Nama ‘ayam geprek’ dicetuskan Ruminah agar pelangganya lebih mudah memesan. Kini, Ruminah punya enam cabang warung ayam geprek di Yogyakarta.
Hidangan ayam geprek pun belakangan menjadi fenomenal dan dijual banyak orang di berbagai kota di Indonesia.
SELAIN soal cabai, ada juga cerita unik yang punya kaitan dengan urusan pedas-pedas, alias sisi lain sambal. Ini beberapa di antaranya.
Pada masa kolonial, sambal juga digunakan untuk menghukum pekerja pertanian yang berusaha kabur atau melanggar peraturan.

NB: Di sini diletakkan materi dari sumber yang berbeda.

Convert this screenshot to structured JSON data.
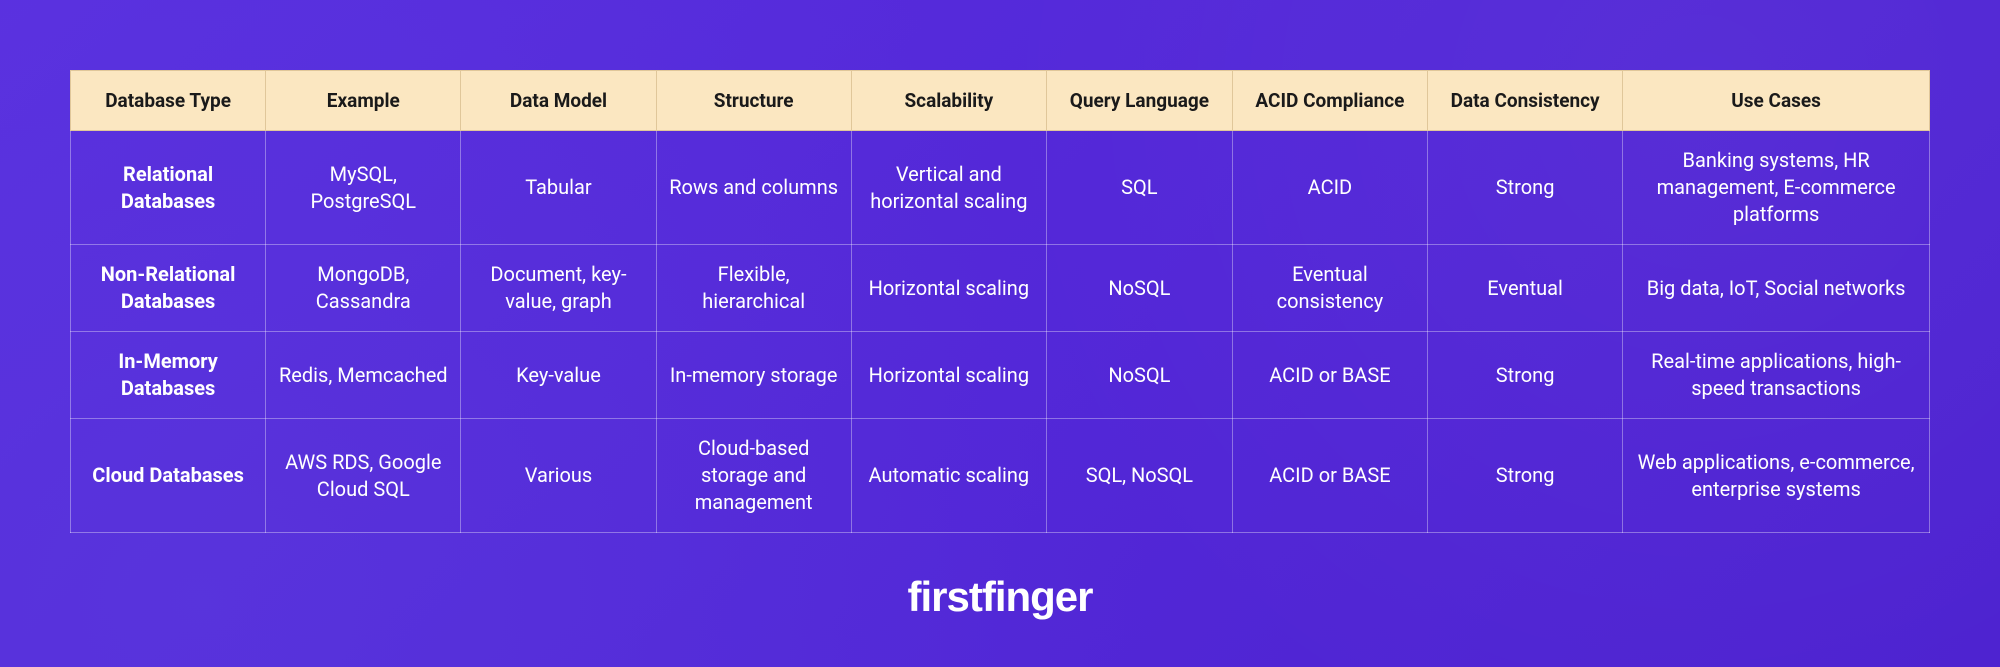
{
  "chart_data": {
    "type": "table",
    "headers": [
      "Database Type",
      "Example",
      "Data Model",
      "Structure",
      "Scalability",
      "Query Language",
      "ACID Compliance",
      "Data Consistency",
      "Use Cases"
    ],
    "rows": [
      {
        "Database Type": "Relational Databases",
        "Example": "MySQL, PostgreSQL",
        "Data Model": "Tabular",
        "Structure": "Rows and columns",
        "Scalability": "Vertical and horizontal scaling",
        "Query Language": "SQL",
        "ACID Compliance": "ACID",
        "Data Consistency": "Strong",
        "Use Cases": "Banking systems, HR management, E-commerce platforms"
      },
      {
        "Database Type": "Non-Relational Databases",
        "Example": "MongoDB, Cassandra",
        "Data Model": "Document, key-value, graph",
        "Structure": "Flexible, hierarchical",
        "Scalability": "Horizontal scaling",
        "Query Language": "NoSQL",
        "ACID Compliance": "Eventual consistency",
        "Data Consistency": "Eventual",
        "Use Cases": "Big data, IoT, Social networks"
      },
      {
        "Database Type": "In-Memory Databases",
        "Example": "Redis, Memcached",
        "Data Model": "Key-value",
        "Structure": "In-memory storage",
        "Scalability": "Horizontal scaling",
        "Query Language": "NoSQL",
        "ACID Compliance": "ACID or BASE",
        "Data Consistency": "Strong",
        "Use Cases": "Real-time applications, high-speed transactions"
      },
      {
        "Database Type": "Cloud Databases",
        "Example": "AWS RDS, Google Cloud SQL",
        "Data Model": "Various",
        "Structure": "Cloud-based storage and management",
        "Scalability": "Automatic scaling",
        "Query Language": "SQL, NoSQL",
        "ACID Compliance": "ACID or BASE",
        "Data Consistency": "Strong",
        "Use Cases": "Web applications, e-commerce, enterprise systems"
      }
    ]
  },
  "brand": "firstfinger"
}
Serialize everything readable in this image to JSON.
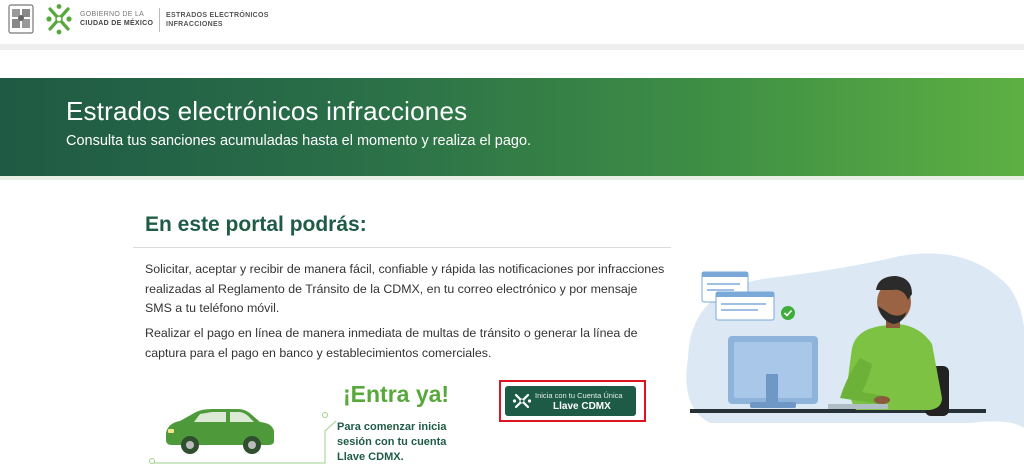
{
  "header": {
    "gov_line1": "GOBIERNO DE LA",
    "gov_line2": "CIUDAD DE MÉXICO",
    "section_line1": "ESTRADOS ELECTRÓNICOS",
    "section_line2": "INFRACCIONES"
  },
  "banner": {
    "title": "Estrados electrónicos infracciones",
    "subtitle": "Consulta tus sanciones acumuladas hasta el momento y realiza el pago."
  },
  "main": {
    "section_title": "En este portal podrás:",
    "paragraph1": "Solicitar, aceptar y recibir de manera fácil, confiable y rápida las notificaciones por infracciones realizadas al Reglamento de Tránsito de la CDMX, en tu correo electrónico y por mensaje SMS a tu teléfono móvil.",
    "paragraph2": "Realizar el pago en línea de manera inmediata de multas de tránsito o generar la línea de captura para el pago en banco y establecimientos comerciales.",
    "cta_heading": "¡Entra ya!",
    "cta_text": "Para comenzar inicia sesión con tu cuenta Llave CDMX.",
    "llave_button": {
      "line1": "Inicia con tu Cuenta Única",
      "line2": "Llave CDMX"
    }
  },
  "colors": {
    "brand_dark_green": "#1f5c45",
    "brand_light_green": "#5db042",
    "highlight_red": "#e0141e"
  },
  "icons": [
    "coat-of-arms-icon",
    "cdmx-logo-icon",
    "llave-logo-icon",
    "car-illustration",
    "person-at-computer-illustration"
  ]
}
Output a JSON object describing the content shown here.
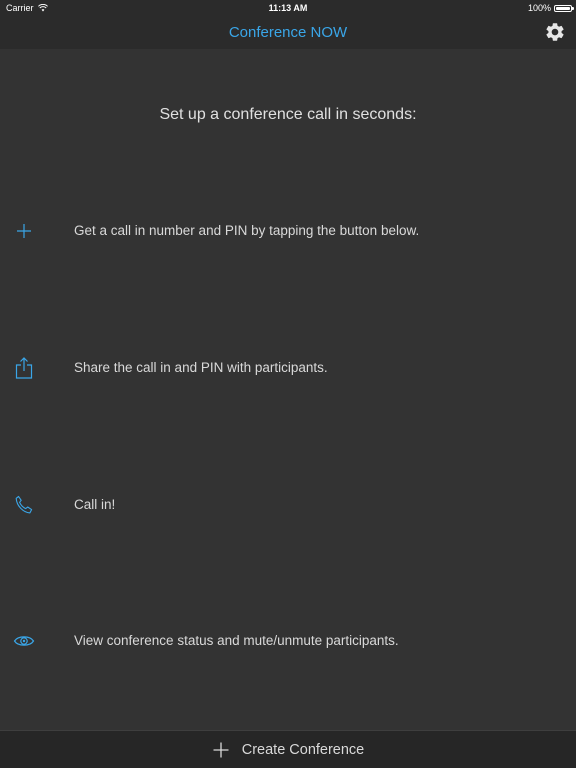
{
  "status_bar": {
    "carrier": "Carrier",
    "time": "11:13 AM",
    "battery": "100%",
    "wifi_icon": "wifi-icon",
    "battery_icon": "battery-icon"
  },
  "nav": {
    "title": "Conference NOW",
    "settings_icon": "gear-icon"
  },
  "main": {
    "headline": "Set up a conference call in seconds:",
    "steps": [
      {
        "icon": "plus-icon",
        "text": "Get a call in number and PIN by tapping the button below."
      },
      {
        "icon": "share-icon",
        "text": "Share the call in and PIN with participants."
      },
      {
        "icon": "phone-icon",
        "text": "Call in!"
      },
      {
        "icon": "eye-icon",
        "text": "View conference status and mute/unmute participants."
      }
    ]
  },
  "bottom_bar": {
    "label": "Create Conference",
    "icon": "plus-icon"
  },
  "colors": {
    "accent": "#3aa6e8",
    "background": "#333333",
    "bar_background": "#2b2b2b"
  }
}
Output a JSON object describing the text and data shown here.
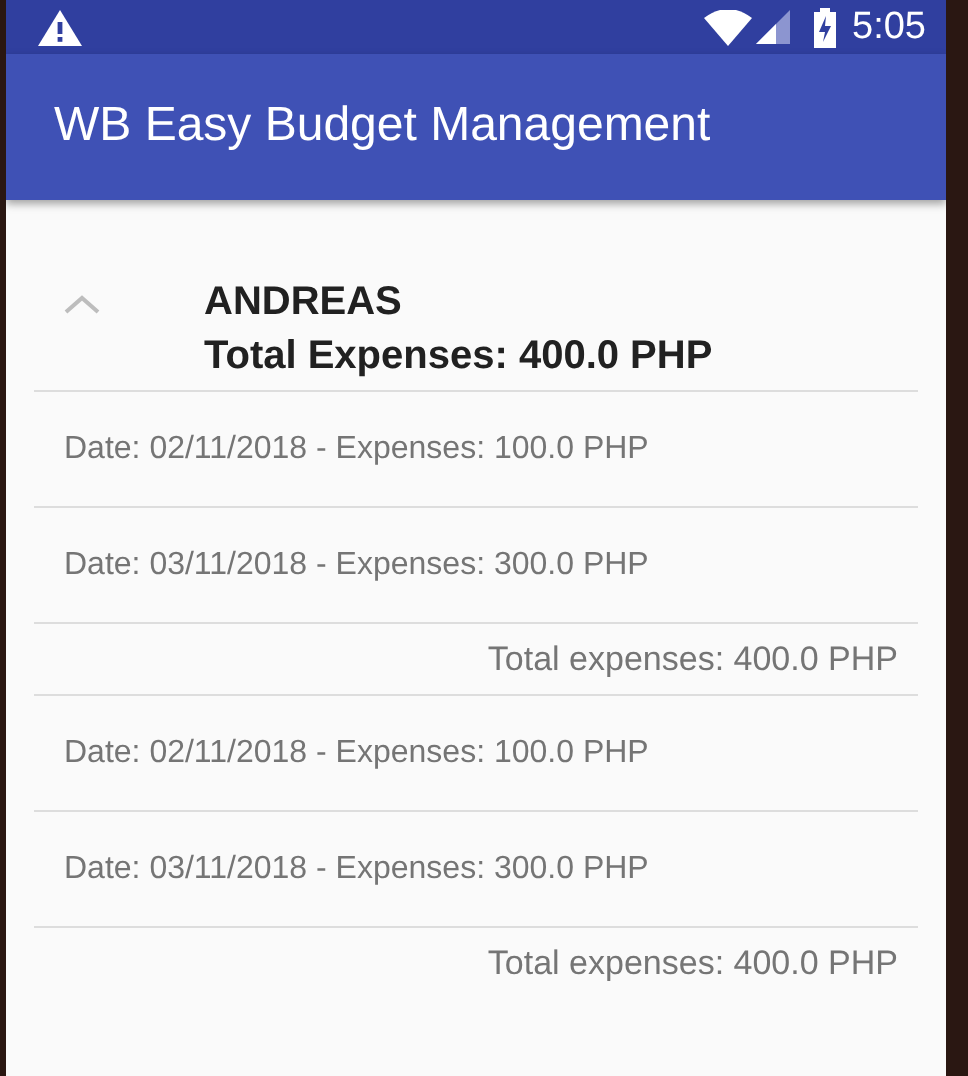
{
  "status_bar": {
    "time": "5:05"
  },
  "app_bar": {
    "title": "WB Easy Budget Management"
  },
  "group": {
    "name": "ANDREAS",
    "total": "Total Expenses: 400.0 PHP",
    "expanded": true,
    "sections": [
      {
        "entries": [
          "Date: 02/11/2018 - Expenses: 100.0 PHP",
          "Date: 03/11/2018 - Expenses: 300.0 PHP"
        ],
        "total": "Total expenses: 400.0 PHP"
      },
      {
        "entries": [
          "Date: 02/11/2018 - Expenses: 100.0 PHP",
          "Date: 03/11/2018 - Expenses: 300.0 PHP"
        ],
        "total": "Total expenses: 400.0 PHP"
      }
    ]
  }
}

Hukumannya, baik laki-laki maupun perempuan diikat di tiang, kemudian kemaluannya diolesi sambal. Hukuman itu pun dilakukan di depan umum.
Sebagai senjata perang, cabai ditumbuk layaknya sambal kemudian dilontarkan ke arah musuh dengan bantuan ketapel atau alat lontar lainnya.
Prinsip dasar teknik semacam ini masih digunakan hingga sekarang. Misal, penggunaan gas air mata untuk membubarkan massa.
Pada kondisi-kondisi darurat, para tentara akan memakan cabai begitu saja. Namun, yang lebih populer adalah konsumsi cabai dengan cara dihaluskan terlebih dahulu menjadi sambal.
Secara ilmiah, penggunaan cabai sebagai vitamin dan doping dapat dibenarkan. Karena, zat capsaicin dalam cabai memang bisa memancing gairah, tidak hanya makan tapi juga semangat.